この世の
考えてみると、蛇口をひねると水が出る、きちんきちんとした時間に電車が来て遠くまで行くことができる、なんなら空さえ飛行機に乗りさえすれば飛べるし、誰が住むか分からないないがあんなにきちんと真っ直ぐにあんなに高くタワーマンションが建ち、寒くないよう暑くないよう色々な工夫がなされ、人として生きるためのなにがしかの教育をするための機関があるなど。
本当に考えてみると人の世には数え切れぬほどの先人のあらゆる経験の上になるたけ快適に人間らしく豊かに過ごしていこうよ、そうしようというもので成り立っておりそうした知恵の上に自分らは生きている。
そこで巻取り式コードの掃除機への疑問が出てくる。
掃除が終わりさあ片付けようという段になるとこの疑問がいつも自分の前に横たわる。
コードを少し引き、手を離すとスルスルと掃除機本体に巻き込まれ吸い込まれて収納完了となるのだが。
あ、間違った、この掃除機を使う時のお話だ。このコードを引き出す時の問題であった。
「ここまで引き出したらもうそろそろと辞めてもらえませんかね」という感じでコードに黄色のテープが巻かれた部分が出てくるのだ。いわゆる「注意ポイント」だ。
それより先に引き出して行くと「警告ゾーン」に入り赤いテープか巻かれた部分に到達してそこから先は進めなくなるのだ。
なぜ、初めから黄色ポイントで引き出し不可能にしないのか?どうしてもそれが分からない。
使用する者の良心というか何か常識でも問われているのか?分からない。
なのでその理由を問うべく掃除機を製造している電気メーカーのお客様センターに聞くことにした。

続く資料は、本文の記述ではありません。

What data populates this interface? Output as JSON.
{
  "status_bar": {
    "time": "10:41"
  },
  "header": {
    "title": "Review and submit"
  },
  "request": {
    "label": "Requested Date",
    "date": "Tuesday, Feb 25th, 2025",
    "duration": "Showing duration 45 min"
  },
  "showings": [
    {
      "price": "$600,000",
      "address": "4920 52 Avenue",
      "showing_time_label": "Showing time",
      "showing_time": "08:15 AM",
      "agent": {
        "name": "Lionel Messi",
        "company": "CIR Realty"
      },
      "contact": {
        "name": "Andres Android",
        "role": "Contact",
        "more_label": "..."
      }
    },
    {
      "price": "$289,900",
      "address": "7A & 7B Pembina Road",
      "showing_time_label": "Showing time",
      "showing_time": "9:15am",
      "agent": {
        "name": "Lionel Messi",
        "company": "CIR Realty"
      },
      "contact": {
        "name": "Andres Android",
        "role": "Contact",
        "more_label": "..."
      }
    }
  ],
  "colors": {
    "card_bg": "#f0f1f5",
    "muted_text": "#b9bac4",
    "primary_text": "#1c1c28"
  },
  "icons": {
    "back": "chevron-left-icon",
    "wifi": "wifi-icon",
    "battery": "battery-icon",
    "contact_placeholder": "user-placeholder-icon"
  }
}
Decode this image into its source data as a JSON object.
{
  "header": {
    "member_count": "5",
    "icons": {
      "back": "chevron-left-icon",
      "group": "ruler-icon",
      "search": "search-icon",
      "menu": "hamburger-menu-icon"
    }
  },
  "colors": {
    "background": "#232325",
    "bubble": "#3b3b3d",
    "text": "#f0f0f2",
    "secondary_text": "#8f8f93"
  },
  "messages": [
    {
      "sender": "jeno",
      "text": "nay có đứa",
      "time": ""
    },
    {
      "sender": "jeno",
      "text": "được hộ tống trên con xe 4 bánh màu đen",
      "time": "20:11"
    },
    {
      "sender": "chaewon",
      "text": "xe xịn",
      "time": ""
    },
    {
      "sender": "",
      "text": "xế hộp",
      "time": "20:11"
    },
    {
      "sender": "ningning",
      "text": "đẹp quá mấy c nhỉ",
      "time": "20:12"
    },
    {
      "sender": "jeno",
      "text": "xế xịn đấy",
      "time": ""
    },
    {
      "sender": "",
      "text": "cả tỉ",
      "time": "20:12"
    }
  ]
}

するとなんと理由は「分からない」とのことだった。それ以上確認しましょうという意志をオペレーターから感じられなかった為一旦断念。きっと暇つぶしの冷やかしだと思ったのだろう。
こうして巻取り式掃除機のコードの不便というか不可解さは永遠に先送りされ解決しないままで。
しかし、これで良い。なにもかにも合理的に解決されてしまえばこの世の何か均衡が崩れてしまうのではないかとも思うのだ。
リカちゃん電話健在のニュースを見てホッと胸をなでおろしそんな事を思ったのだった。